Their laughter echoed louder, building into a crescendo that made my teeth ache. Blood—his and theirs—painted the walls in abstract patterns that might have been beautiful under different circumstances.
“Ah, the prodigal returns.”A voice came from deeper in the tunnel. Calm with sermonic certainty.
At once, the hounds began to back off, slinking into the shadows but not leaving. Watching. Waiting.
A figure emerged from darkness, nightmare wrapped in sanctity.
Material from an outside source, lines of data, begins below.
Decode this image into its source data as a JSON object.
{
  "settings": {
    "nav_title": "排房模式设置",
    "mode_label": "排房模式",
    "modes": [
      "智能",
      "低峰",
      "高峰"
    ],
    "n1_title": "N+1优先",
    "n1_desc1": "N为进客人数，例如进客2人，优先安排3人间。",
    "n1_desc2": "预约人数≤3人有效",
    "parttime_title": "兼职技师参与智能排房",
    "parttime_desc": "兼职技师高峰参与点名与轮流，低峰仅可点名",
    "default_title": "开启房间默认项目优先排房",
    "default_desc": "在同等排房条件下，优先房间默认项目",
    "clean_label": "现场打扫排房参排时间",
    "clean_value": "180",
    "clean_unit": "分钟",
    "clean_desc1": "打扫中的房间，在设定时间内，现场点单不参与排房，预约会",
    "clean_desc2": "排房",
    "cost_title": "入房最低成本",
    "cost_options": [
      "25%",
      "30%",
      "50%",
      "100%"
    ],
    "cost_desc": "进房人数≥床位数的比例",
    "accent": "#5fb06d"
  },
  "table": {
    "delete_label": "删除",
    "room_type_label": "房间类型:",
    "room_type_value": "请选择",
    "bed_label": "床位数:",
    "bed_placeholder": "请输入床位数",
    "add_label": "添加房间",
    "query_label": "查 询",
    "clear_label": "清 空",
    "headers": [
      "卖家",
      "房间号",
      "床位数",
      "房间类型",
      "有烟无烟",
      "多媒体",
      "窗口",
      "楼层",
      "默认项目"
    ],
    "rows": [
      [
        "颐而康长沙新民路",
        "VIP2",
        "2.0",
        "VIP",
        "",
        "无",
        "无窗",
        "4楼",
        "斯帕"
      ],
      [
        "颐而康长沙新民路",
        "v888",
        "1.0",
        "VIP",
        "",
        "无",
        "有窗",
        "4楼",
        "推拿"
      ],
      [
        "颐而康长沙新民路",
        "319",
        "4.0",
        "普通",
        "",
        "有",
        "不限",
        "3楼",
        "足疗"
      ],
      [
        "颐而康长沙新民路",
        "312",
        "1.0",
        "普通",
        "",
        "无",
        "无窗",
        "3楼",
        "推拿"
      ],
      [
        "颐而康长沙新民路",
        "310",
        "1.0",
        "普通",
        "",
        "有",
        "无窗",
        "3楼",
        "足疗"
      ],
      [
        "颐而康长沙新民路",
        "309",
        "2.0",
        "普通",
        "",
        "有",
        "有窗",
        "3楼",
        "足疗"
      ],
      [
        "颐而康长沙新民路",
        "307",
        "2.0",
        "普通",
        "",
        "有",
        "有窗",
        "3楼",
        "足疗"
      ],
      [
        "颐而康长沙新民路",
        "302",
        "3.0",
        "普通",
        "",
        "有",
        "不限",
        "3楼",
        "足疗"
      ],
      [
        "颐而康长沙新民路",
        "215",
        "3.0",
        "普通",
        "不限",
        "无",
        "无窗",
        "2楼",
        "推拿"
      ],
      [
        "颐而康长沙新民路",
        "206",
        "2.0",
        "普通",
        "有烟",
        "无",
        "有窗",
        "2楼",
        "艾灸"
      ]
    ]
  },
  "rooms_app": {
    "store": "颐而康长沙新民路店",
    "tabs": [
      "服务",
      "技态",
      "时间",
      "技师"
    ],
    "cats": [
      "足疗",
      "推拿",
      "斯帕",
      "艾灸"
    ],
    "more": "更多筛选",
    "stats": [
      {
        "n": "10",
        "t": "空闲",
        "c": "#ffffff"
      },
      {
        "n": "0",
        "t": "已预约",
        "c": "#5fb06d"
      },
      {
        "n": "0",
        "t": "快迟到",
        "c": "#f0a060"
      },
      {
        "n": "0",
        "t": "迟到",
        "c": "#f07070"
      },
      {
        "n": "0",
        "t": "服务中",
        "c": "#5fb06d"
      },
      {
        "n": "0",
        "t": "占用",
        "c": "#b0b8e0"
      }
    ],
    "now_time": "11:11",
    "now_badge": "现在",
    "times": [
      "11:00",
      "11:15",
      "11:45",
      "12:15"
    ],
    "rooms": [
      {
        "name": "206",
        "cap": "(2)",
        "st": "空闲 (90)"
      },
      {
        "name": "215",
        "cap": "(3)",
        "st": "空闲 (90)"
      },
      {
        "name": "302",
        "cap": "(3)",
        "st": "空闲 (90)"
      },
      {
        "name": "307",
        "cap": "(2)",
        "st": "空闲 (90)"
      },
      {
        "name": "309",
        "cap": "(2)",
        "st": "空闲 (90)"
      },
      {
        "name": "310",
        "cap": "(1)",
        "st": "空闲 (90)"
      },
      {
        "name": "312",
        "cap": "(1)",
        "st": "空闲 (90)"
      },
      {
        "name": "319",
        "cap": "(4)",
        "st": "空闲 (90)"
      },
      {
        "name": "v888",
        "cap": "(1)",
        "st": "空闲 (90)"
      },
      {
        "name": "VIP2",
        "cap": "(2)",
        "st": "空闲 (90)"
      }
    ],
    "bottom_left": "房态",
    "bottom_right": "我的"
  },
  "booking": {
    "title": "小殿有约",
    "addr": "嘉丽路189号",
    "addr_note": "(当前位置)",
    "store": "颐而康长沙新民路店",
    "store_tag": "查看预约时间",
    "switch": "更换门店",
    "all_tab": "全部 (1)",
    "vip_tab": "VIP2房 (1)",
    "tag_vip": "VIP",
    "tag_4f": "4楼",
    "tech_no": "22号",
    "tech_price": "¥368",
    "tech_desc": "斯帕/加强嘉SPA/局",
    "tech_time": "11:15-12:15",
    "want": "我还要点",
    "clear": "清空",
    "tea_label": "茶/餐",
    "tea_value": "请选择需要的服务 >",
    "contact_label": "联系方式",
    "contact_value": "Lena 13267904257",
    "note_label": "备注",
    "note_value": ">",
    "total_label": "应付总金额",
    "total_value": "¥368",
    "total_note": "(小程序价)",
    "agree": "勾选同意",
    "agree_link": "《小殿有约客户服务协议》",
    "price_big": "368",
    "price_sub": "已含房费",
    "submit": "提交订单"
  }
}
Tall and thin, moving with the certainty of someone who had never doubted he was right.
His robes were stitched from scripture pages, the words moving across the fabric like they were alive—trying to escape.
Where his chest should have been was a hollow cavity filled with scales and scorched coins that clinked softly as he moved. They looked like scales of justice—but blackened, warped by heat, until they resembled charred skin.
“Gallows,”the Executioner spat, blade still raised despite the blood dripping from his wounds. “You should’ve stayed in your chapel.”
The priest—or whatever he had become—smiled. His teeth were filed to points, each one carved with scripture in a language I didn’t recognize. He waved his hand and an invisible force made the Executioner fall on his knees. He tried hard to break free but couldn’t.
“I’ve served the Varnar line since the beginning,”Gallows said, tone never shifting from that awful calm. “When their ancestors first summoned the Judge in the 1400s. I was a priest then too. Helped prepare the first sacrifices—women who knew too much. Men who asked too many questions. We burned them as witches while I took their confessions.”
He stepped closer, coins clinking in his hollow chest.
“I chose this, you see. Chose to follow the Judge into this realm. Chose to become Sanctified—one of his eternal servants, granted life unending to extract truth from the guilty. The Judge rewards those who serve willingly. We become more than human. We become instruments of divine judgment.”